How do you write $A A^T$ in Einstein notation?

In index notation it makes sense as

$$\sum_j {A_{ij} A_{jk}^T} = \sum_j {A_{ij} A_{kj}}.\tag{1}$$

But this doesn't make sense for Einstein notation where in

$$A^\mu_\sigma (A^\sigma_\nu)^T = A^\mu_\sigma A^\nu_\sigma \tag{2}$$

and the sum is taken over both covariant indices, which is incorrect.

Also how do you know when to include a transpose when going from Einstein notation to matrix notation? For example:

$$\Lambda^\mu_\sigma \eta_{\mu\nu} \Lambda^\nu_\rho = \Lambda^T \eta \Lambda.\tag{3}$$

How do you know that one of the lambdas is transposed?

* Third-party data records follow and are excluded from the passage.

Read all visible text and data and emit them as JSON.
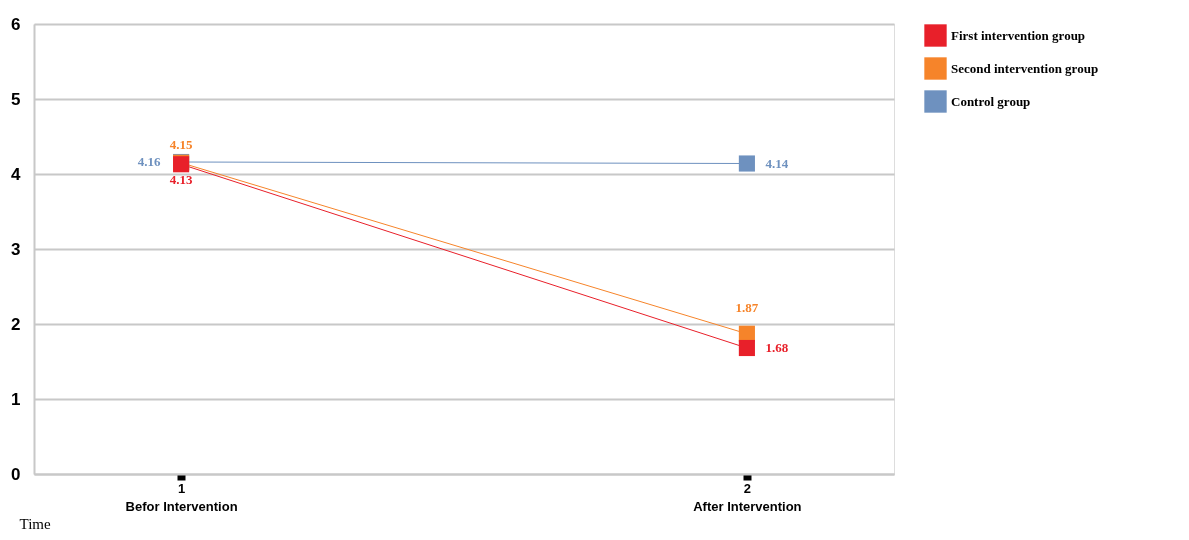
{
  "chart_data": {
    "type": "line",
    "xlabel": "Time",
    "categories": [
      "1\nBefor Intervention",
      "2\nAfter Intervention"
    ],
    "series": [
      {
        "name": "First intervention group",
        "color": "#e8202a",
        "values": [
          4.13,
          1.68
        ]
      },
      {
        "name": "Second intervention group",
        "color": "#f6842a",
        "values": [
          4.15,
          1.87
        ]
      },
      {
        "name": "Control group",
        "color": "#6e91bf",
        "values": [
          4.16,
          4.14
        ]
      }
    ],
    "ylim": [
      0,
      6
    ],
    "yticks": [
      0,
      1,
      2,
      3,
      4,
      5,
      6
    ],
    "grid": "y",
    "legend": "right",
    "marker": "square",
    "line_style": "solid",
    "data_labels": true
  }
}
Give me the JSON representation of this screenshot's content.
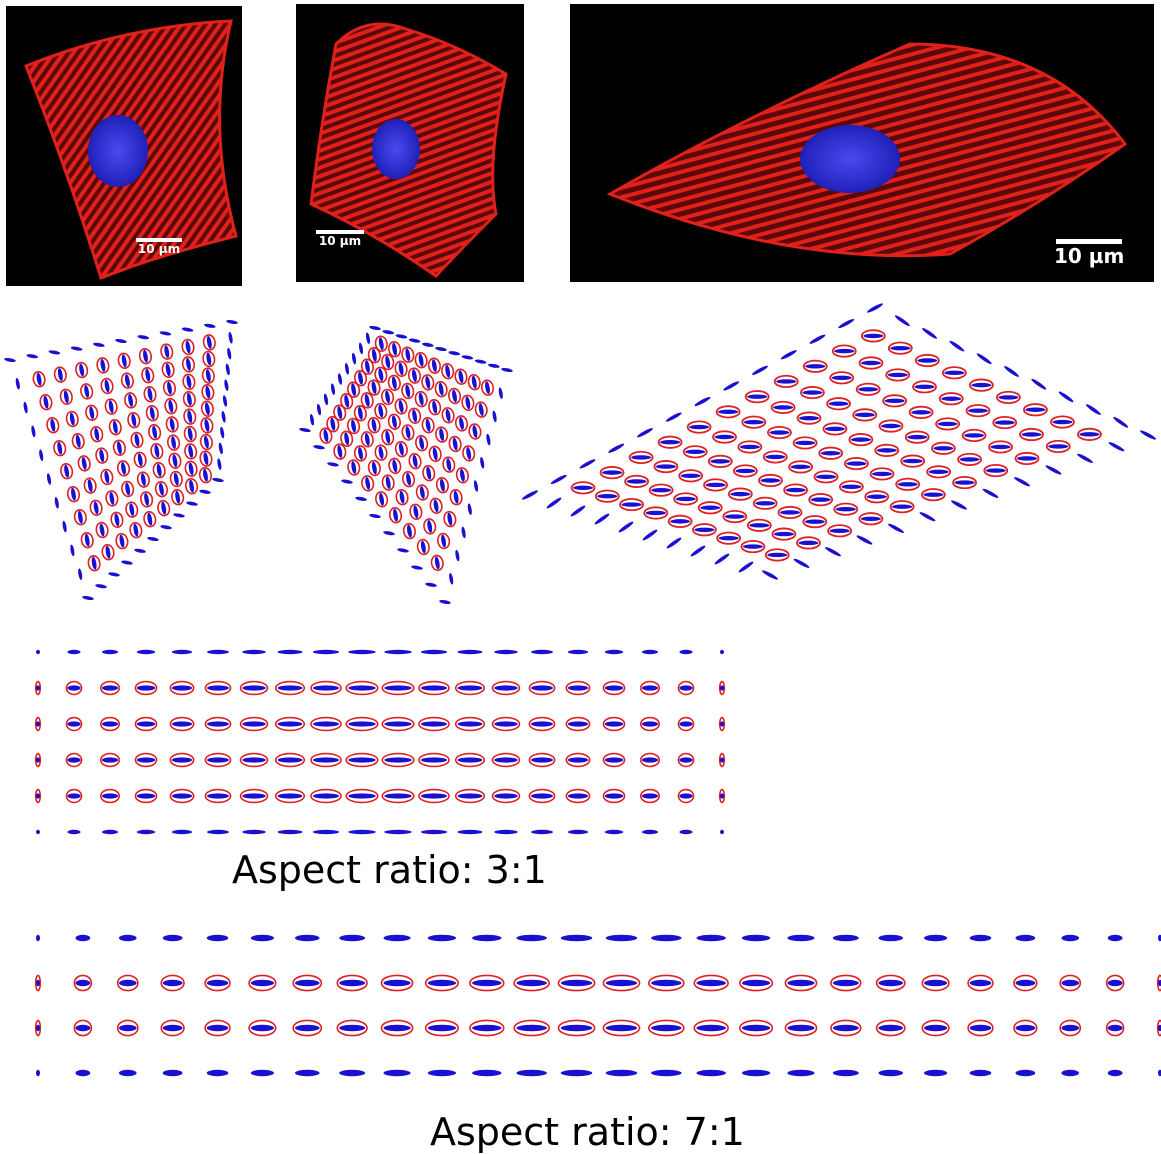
{
  "figure": {
    "micrographs": [
      {
        "name": "triangular-cell",
        "scale_label": "10 µm"
      },
      {
        "name": "irregular-cell",
        "scale_label": "10 µm"
      },
      {
        "name": "elongated-cell",
        "scale_label": "10 µm"
      }
    ],
    "captions": {
      "ratio_3_1": "Aspect ratio: 3:1",
      "ratio_7_1": "Aspect ratio: 7:1"
    }
  },
  "colors": {
    "background": "#ffffff",
    "micrograph_bg": "#000000",
    "actin_red": "#e0201a",
    "nucleus_blue": "#2a2ad8",
    "ellipse_blue": "#1a10d0",
    "ellipse_red": "#e02020",
    "scalebar": "#ffffff"
  }
}
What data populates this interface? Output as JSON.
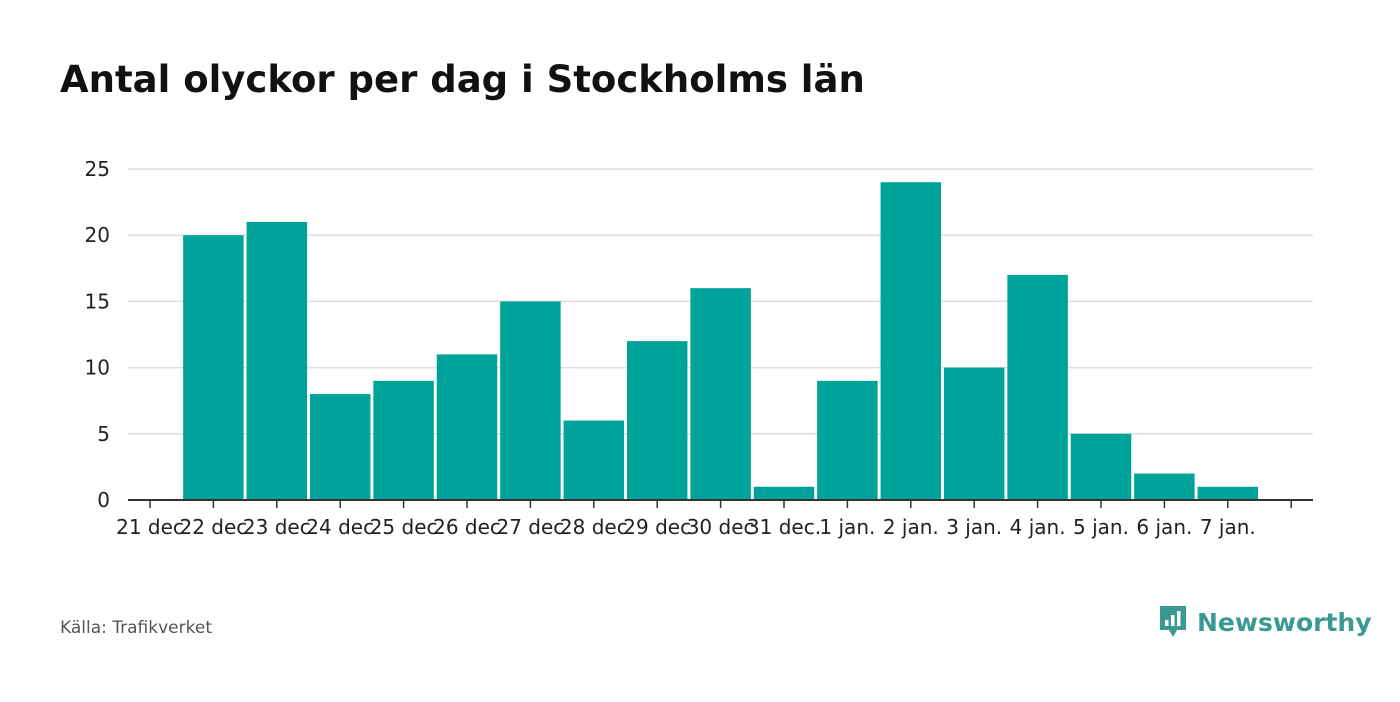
{
  "chart_data": {
    "type": "bar",
    "title": "Antal olyckor per dag i Stockholms län",
    "categories": [
      "21 dec",
      "22 dec",
      "23 dec",
      "24 dec",
      "25 dec",
      "26 dec",
      "27 dec",
      "28 dec",
      "29 dec",
      "30 dec",
      "31 dec.",
      "1 jan.",
      "2 jan.",
      "3 jan.",
      "4 jan.",
      "5 jan.",
      "6 jan.",
      "7 jan."
    ],
    "values": [
      null,
      20,
      21,
      8,
      9,
      11,
      15,
      6,
      12,
      16,
      1,
      9,
      24,
      10,
      17,
      5,
      2,
      1
    ],
    "ylim": [
      0,
      25
    ],
    "yticks": [
      0,
      5,
      10,
      15,
      20,
      25
    ],
    "xlabel": "",
    "ylabel": "",
    "grid": true,
    "colors": {
      "bar": "#00a39a",
      "grid": "#dddddd",
      "axis": "#333333",
      "brand": "#3a9a93"
    }
  },
  "footer": {
    "source": "Källa: Trafikverket",
    "brand": "Newsworthy",
    "brand_icon": "newsworthy-chart-icon"
  }
}
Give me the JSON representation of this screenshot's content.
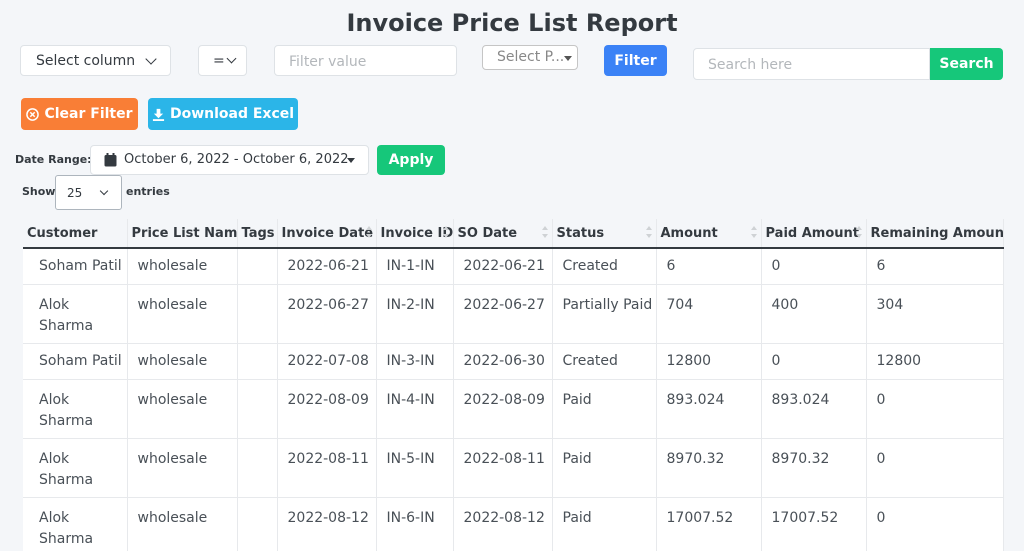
{
  "page": {
    "title": "Invoice Price List Report"
  },
  "filters": {
    "column_select": "Select column",
    "operator_select": "=",
    "filter_value_placeholder": "Filter value",
    "pricelist_select": "Select P...",
    "filter_button": "Filter",
    "search_placeholder": "Search here",
    "search_button": "Search"
  },
  "actions": {
    "clear_filter": "Clear Filter",
    "download_excel": "Download Excel"
  },
  "date_range": {
    "label": "Date Range:",
    "value": "October 6, 2022 - October 6, 2022",
    "apply": "Apply"
  },
  "entries": {
    "show_label": "Show",
    "count": "25",
    "entries_label": "entries"
  },
  "table": {
    "columns": [
      "Customer",
      "Price List Name",
      "Tags",
      "Invoice Date",
      "Invoice ID",
      "SO Date",
      "Status",
      "Amount",
      "Paid Amount",
      "Remaining Amount"
    ],
    "rows": [
      {
        "customer": "Soham Patil",
        "price_list": "wholesale",
        "tags": "",
        "invoice_date": "2022-06-21",
        "invoice_id": "IN-1-IN",
        "so_date": "2022-06-21",
        "status": "Created",
        "amount": "6",
        "paid": "0",
        "remaining": "6"
      },
      {
        "customer": "Alok Sharma",
        "price_list": "wholesale",
        "tags": "",
        "invoice_date": "2022-06-27",
        "invoice_id": "IN-2-IN",
        "so_date": "2022-06-27",
        "status": "Partially Paid",
        "amount": "704",
        "paid": "400",
        "remaining": "304"
      },
      {
        "customer": "Soham Patil",
        "price_list": "wholesale",
        "tags": "",
        "invoice_date": "2022-07-08",
        "invoice_id": "IN-3-IN",
        "so_date": "2022-06-30",
        "status": "Created",
        "amount": "12800",
        "paid": "0",
        "remaining": "12800"
      },
      {
        "customer": "Alok Sharma",
        "price_list": "wholesale",
        "tags": "",
        "invoice_date": "2022-08-09",
        "invoice_id": "IN-4-IN",
        "so_date": "2022-08-09",
        "status": "Paid",
        "amount": "893.024",
        "paid": "893.024",
        "remaining": "0"
      },
      {
        "customer": "Alok Sharma",
        "price_list": "wholesale",
        "tags": "",
        "invoice_date": "2022-08-11",
        "invoice_id": "IN-5-IN",
        "so_date": "2022-08-11",
        "status": "Paid",
        "amount": "8970.32",
        "paid": "8970.32",
        "remaining": "0"
      },
      {
        "customer": "Alok Sharma",
        "price_list": "wholesale",
        "tags": "",
        "invoice_date": "2022-08-12",
        "invoice_id": "IN-6-IN",
        "so_date": "2022-08-12",
        "status": "Paid",
        "amount": "17007.52",
        "paid": "17007.52",
        "remaining": "0"
      }
    ]
  },
  "colors": {
    "filter_blue": "#3b82f6",
    "search_green": "#16c77a",
    "clear_orange": "#f97e36",
    "excel_cyan": "#2bb5e8"
  },
  "icons": {
    "clear_filter": "circle-x-icon",
    "download_excel": "download-icon",
    "date_range": "calendar-icon"
  }
}
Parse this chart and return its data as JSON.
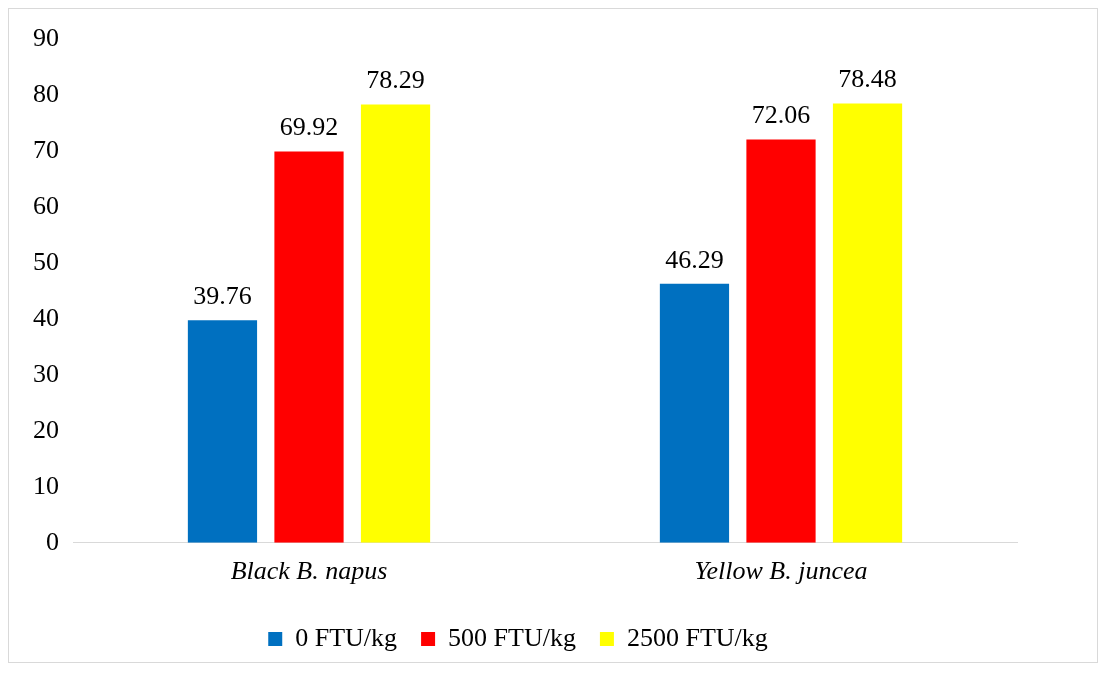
{
  "chart_data": {
    "type": "bar",
    "categories": [
      "Black B. napus",
      "Yellow B. juncea"
    ],
    "series": [
      {
        "name": "0 FTU/kg",
        "color": "#0070c0",
        "values": [
          39.76,
          46.29
        ]
      },
      {
        "name": "500 FTU/kg",
        "color": "#ff0000",
        "values": [
          69.92,
          72.06
        ]
      },
      {
        "name": "2500 FTU/kg",
        "color": "#ffff00",
        "values": [
          78.29,
          78.48
        ]
      }
    ],
    "ylim": [
      0,
      90
    ],
    "yticks": [
      0,
      10,
      20,
      30,
      40,
      50,
      60,
      70,
      80,
      90
    ],
    "grid": false,
    "legend": "bottom",
    "data_labels": true
  }
}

• So, what does $A\vec{x} = \vec{b}$ look like in Einstein notation? (Hint: $\vec{x}$ is $x^{k}$ in Einstein notation.) What does $\vec{x}^{T} A = \vec{b}^{T}$ look like? (Hint: $\vec{x}^{T}$ is $x_{j}$ in Einstein's notation.) Also note that $A_{\mu\beta}g^{\mu\alpha} = {A^{\alpha}}_{\beta} \neq A_{\beta\mu}g^{\mu\alpha}$ since $A_{\beta\mu}g^{\mu\alpha} = {A_{\beta}}^{\alpha}$, it helps to keep a space to respect the ordering of indices. Sep 5, 2019 at 15:46

Einstein index notation is a form of index notation.

In index notation, the order of upper and lower indices matter, so a notation like $$A^\sigma_\nu$$ is incorrect. It needs to be either $$A^\sigma{}_\nu$$ or $$A_\nu{}^\sigma$$, which are different things. One is the transpose of the other. In your example with the $$\Lambda$$ matrices, the ambiguity arises because of this incorrect notation.

So if

$$A^\mu{}_\sigma A^\sigma{}_\nu$$

expresses $$A^2$$, then

$$A^\mu{}_\sigma A_\nu{}^\sigma$$

describes $$AA^T$$.

• so how you write A inverse in this notation ?
– Eli
Sep 5, 2019 at 15:52
• A inverse is a different matrix, so just something like $(A^{-1})^{\mu}_{\,\,\,\nu}$ Sep 5, 2019 at 16:34
• @Eli The inverse of $A^{\mu}_{ \text{ }\text{ }\nu}$ is simply $(A^{-1})^{\sigma}_{ \text{ }\text{ }\rho}$ defined by the relation $(A^{-1})^{\mu}_{ \text{ }\text{ }\sigma}A^{\sigma}_{ \text{ }\text{ }\nu}=\delta^\mu_{\text{ }\text{ }\nu}$. Since the inverse of a matrix is not always trivially expressible in terms of the original matrix, there isn't any index manipulation of the original matrix that can take us to the inverse.
– user87745
Sep 5, 2019 at 16:35

Can't you write the usual transformation law $$\eta_{ac}{\Lambda^a}_b {\Lambda^c}_d= \eta'_{bd}$$ as
$${{(\Lambda^{T})}_b}^a\eta_{ac} {\Lambda^c}_d= \eta'_{bd}$$ if you feel like using matrix notation $$\eta'=\Lambda^T \eta \Lambda$$?

I think you confuse yourself by writing $$\Lambda^a_b$$ instead of $${\Lambda^a}_b$$.